My hand draws back. I often sigh still
for the dark downward and vegetating kingdom
of the fish and reptile. One morning last March,
I pressed against the new barbed and galvanized

fence on the Boston Common. Behind their cage,
yellow dinosaur steamshovels were grunting
as they cropped up tons of mush and grass
to gouge their underworld garage.

Parking spaces luxuriate like civic
sandpiles in the heart of Boston.
A girdle of orange, Puritan-pumpkin colored girders
braces the tingling Statehouse,

shaking over the excavations, as it faces Colonel Shaw
and his bell-cheeked Negro infantry
on St. Gaudens’ shaking Civil War relief,
propped by a plank splint against the garage’s earthquake.

Two months after marching through Boston,
half the regiment was dead;
at the dedication,
William James could almost hear the bronze Negroes breathe.

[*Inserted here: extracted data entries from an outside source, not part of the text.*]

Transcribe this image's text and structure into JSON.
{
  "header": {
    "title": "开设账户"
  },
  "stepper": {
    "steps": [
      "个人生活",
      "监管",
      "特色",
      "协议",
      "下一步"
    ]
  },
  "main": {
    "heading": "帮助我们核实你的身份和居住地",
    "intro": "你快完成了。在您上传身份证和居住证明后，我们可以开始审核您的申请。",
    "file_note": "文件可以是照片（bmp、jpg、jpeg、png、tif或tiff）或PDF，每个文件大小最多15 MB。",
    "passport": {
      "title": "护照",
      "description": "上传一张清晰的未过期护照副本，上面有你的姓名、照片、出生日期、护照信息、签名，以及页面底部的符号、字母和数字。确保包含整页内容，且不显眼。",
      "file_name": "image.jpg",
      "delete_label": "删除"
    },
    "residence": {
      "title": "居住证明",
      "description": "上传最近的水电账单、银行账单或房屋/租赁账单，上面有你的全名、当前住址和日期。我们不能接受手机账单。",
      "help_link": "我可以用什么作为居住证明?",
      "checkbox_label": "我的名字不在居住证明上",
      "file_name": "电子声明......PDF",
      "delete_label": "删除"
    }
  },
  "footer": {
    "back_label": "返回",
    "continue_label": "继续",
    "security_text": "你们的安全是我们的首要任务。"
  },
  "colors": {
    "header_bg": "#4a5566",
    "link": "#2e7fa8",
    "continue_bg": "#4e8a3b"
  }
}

Their monument sticks like a fishbone
in the city’s throat.
Its Colonel is as lean
as a compass-needle.

He has an angry wrenlike vigilance,
a greyhound’s gentle tautness;
he seems to wince at pleasure,
and suffocate for privacy.

He is out of bounds now. He rejoices in man’s lovely,
peculiar power to choose life and die–
when he leads his black soldiers to death,
he cannot bend his back.

On a thousand small town New England greens,
the old white churches hold their air
of sparse, sincere rebellion; frayed flags
quilt the graveyards of the Grand Army of the Republic.

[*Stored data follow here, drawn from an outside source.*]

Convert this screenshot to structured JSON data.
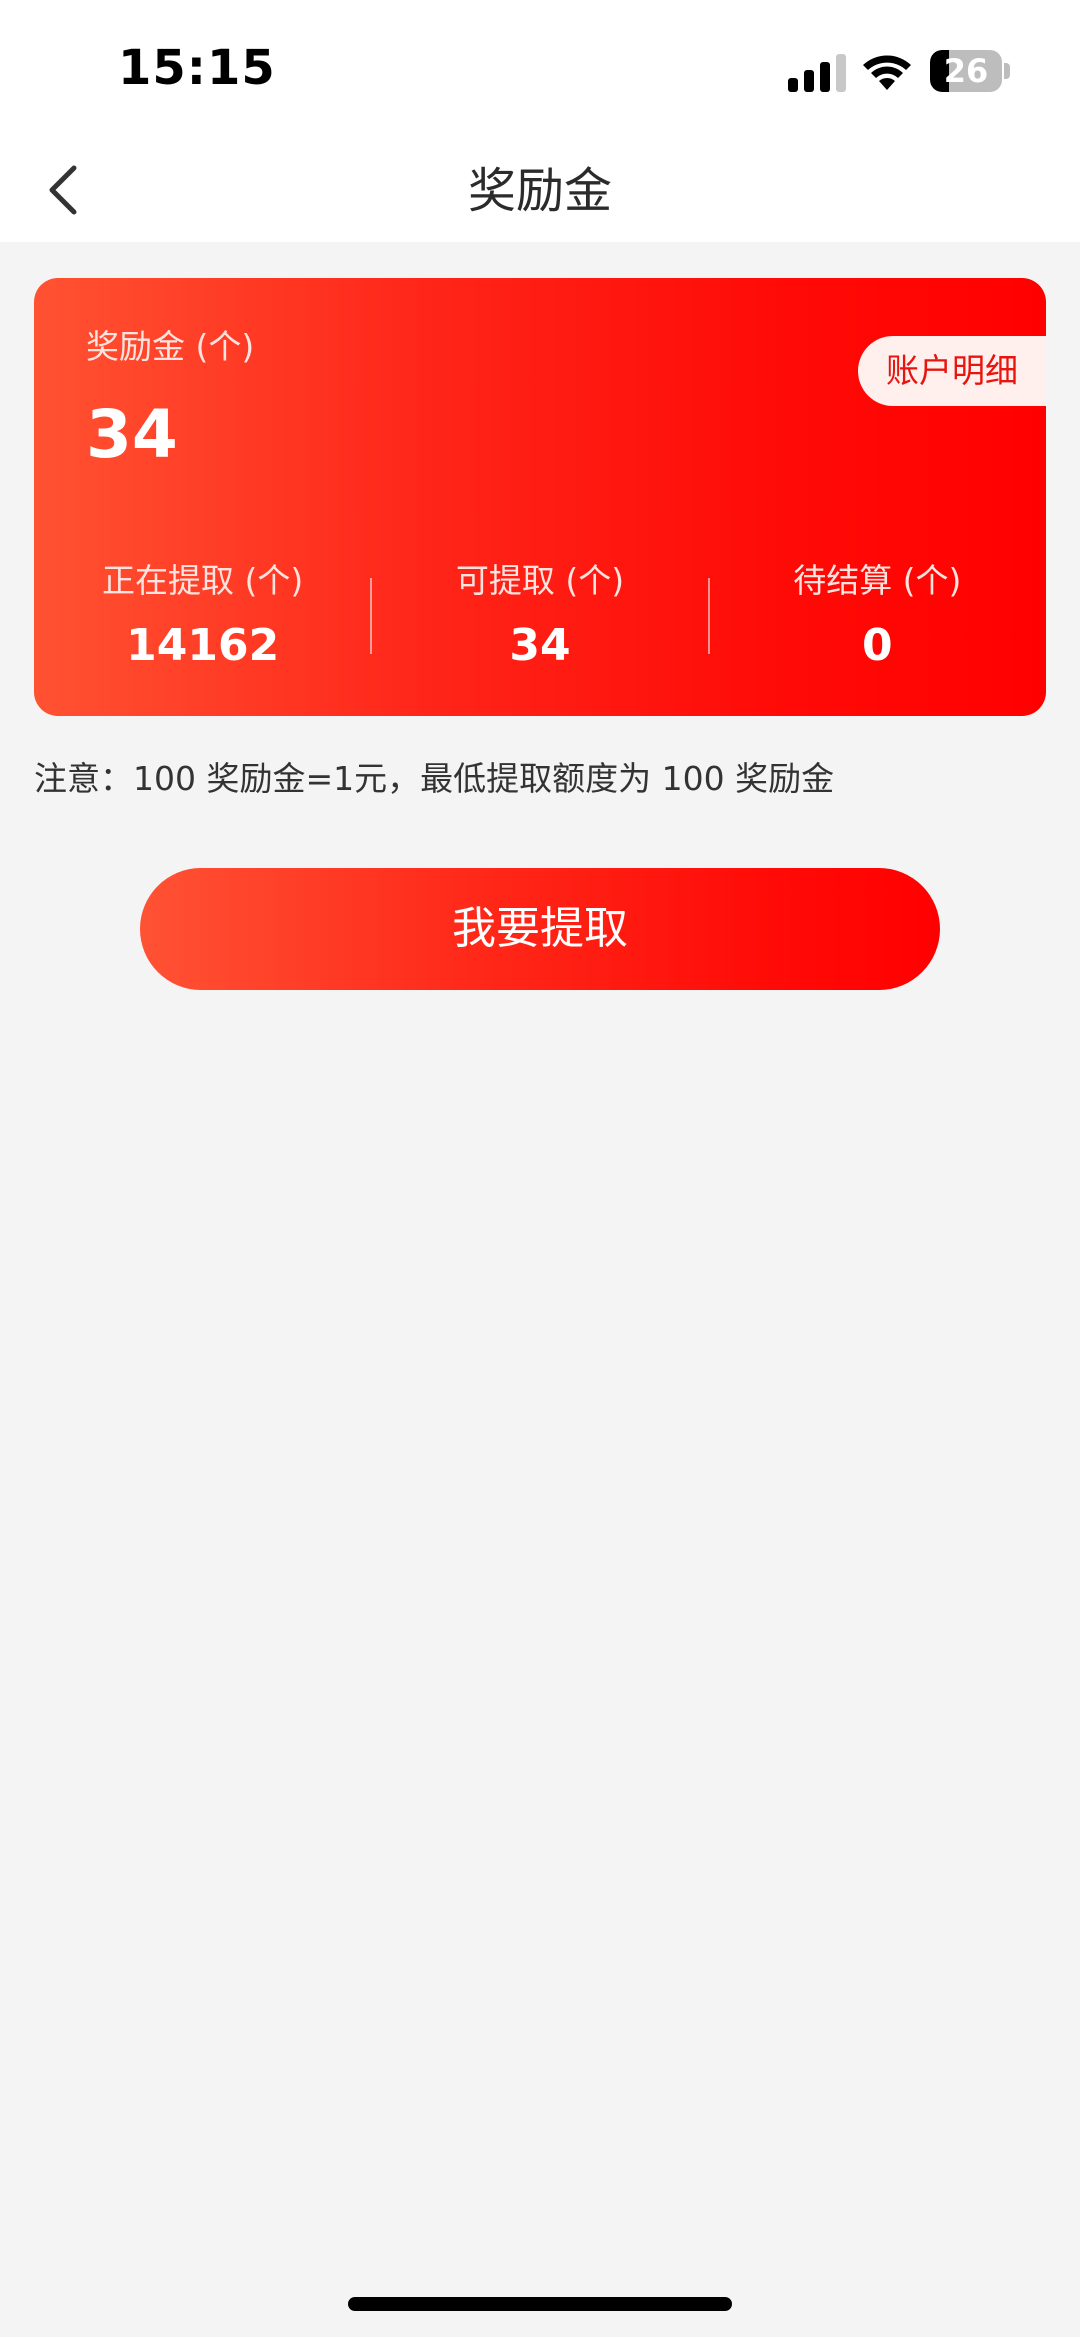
{
  "status_bar": {
    "time": "15:15",
    "battery_level": "26",
    "icons": [
      "signal-icon",
      "wifi-icon",
      "battery-icon"
    ]
  },
  "nav": {
    "title": "奖励金",
    "back_icon": "chevron-left-icon"
  },
  "card": {
    "label": "奖励金 (个)",
    "amount": "34",
    "account_detail_label": "账户明细",
    "stats": [
      {
        "label": "正在提取 (个)",
        "value": "14162"
      },
      {
        "label": "可提取 (个)",
        "value": "34"
      },
      {
        "label": "待结算 (个)",
        "value": "0"
      }
    ]
  },
  "notice": "注意：100 奖励金=1元，最低提取额度为 100 奖励金",
  "withdraw_button_label": "我要提取",
  "colors": {
    "brand_red": "#ff0000",
    "brand_orange": "#ff5232",
    "background": "#f4f4f4",
    "detail_button_bg": "#fff0ee"
  }
}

The stone statues of the abstract Union Soldier
grow slimmer and younger each year–
wasp-waisted, they doze over muskets
and muse through their sideburns . . .

Shaw’s father wanted no monument
except the ditch,
where his son’s body was thrown
and lost with his “niggers.”

The ditch is nearer.
There are no statues for the last war here;
on Boylston Street, a commercial photograph
shows Hiroshima boiling

over a Mosler Safe, the “Rock of Ages”
that survived the blast. Space is nearer.
When I crouch to my television set,
the drained faces of Negro school-children rise like balloons.

Colonel Shaw
is riding on his bubble,
he waits
for the blessèd break.

The Aquarium is gone. Everywhere,
giant finned cars nose forward like fish;
a savage servility
slides by on grease.


  1. Rufus McCain says
  2. Big Jon Bully says

    Beautiful poetry. Thanks.

  3. Snails on glass seems unlikely, and I assume why I have seen two this week – ie, the snails knew about the poem.

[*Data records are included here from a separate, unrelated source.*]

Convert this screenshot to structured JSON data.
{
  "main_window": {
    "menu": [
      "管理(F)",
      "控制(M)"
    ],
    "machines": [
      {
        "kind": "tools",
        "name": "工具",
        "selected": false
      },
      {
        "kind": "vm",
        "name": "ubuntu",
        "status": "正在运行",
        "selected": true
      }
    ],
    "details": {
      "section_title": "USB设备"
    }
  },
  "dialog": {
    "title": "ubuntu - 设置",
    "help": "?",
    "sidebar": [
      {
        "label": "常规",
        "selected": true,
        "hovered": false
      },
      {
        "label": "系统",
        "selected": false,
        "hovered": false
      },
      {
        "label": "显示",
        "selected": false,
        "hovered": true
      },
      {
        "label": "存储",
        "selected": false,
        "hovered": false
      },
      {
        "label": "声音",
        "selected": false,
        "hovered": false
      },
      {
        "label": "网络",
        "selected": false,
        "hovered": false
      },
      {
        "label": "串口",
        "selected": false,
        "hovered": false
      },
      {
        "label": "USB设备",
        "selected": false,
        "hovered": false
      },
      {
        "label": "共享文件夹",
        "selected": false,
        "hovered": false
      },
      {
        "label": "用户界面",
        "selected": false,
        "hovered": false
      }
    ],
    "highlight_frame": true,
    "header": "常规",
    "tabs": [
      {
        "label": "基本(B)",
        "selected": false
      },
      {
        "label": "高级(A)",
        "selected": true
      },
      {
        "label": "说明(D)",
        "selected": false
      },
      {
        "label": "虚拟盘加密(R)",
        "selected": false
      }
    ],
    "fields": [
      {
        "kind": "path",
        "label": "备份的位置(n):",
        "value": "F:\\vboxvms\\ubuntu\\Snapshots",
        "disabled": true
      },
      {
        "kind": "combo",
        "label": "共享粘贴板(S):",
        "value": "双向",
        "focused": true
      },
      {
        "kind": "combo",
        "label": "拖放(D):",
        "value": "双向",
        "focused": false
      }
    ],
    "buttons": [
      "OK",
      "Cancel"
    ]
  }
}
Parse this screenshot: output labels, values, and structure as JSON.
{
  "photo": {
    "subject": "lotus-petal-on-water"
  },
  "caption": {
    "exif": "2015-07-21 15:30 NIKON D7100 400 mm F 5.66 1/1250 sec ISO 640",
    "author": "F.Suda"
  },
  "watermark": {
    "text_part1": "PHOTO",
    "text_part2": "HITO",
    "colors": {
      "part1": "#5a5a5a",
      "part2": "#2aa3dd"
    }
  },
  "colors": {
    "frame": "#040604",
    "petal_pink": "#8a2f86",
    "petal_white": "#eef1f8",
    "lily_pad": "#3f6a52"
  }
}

  4. If this seems whimsical and unlikely, I would bet my life on it.

  5. i’ve just photographed one of them. I assume you’re not one of the neighbours. Perhaps snails do it a lot although I don’t notice it often.

  6. Quin Finnegan says

    Please share the photograph if you are able!

    Yes, snails on glass does seem a little unlikely. We’re very familiar with/ snails in the Pacific Northwest, and I don’t recall seeing any on a window. Unlikely though it is, it is a strong image, and establishes a strong connection with the fish, and thus self-implicating in the malaise described in the poem.

    And this is before the brouhaha over bussing, which would come to Boston a decade or so later.

    Thanks for reading, Louise!

  7. A great, succinct capture of the calm before the storm which was the 60s.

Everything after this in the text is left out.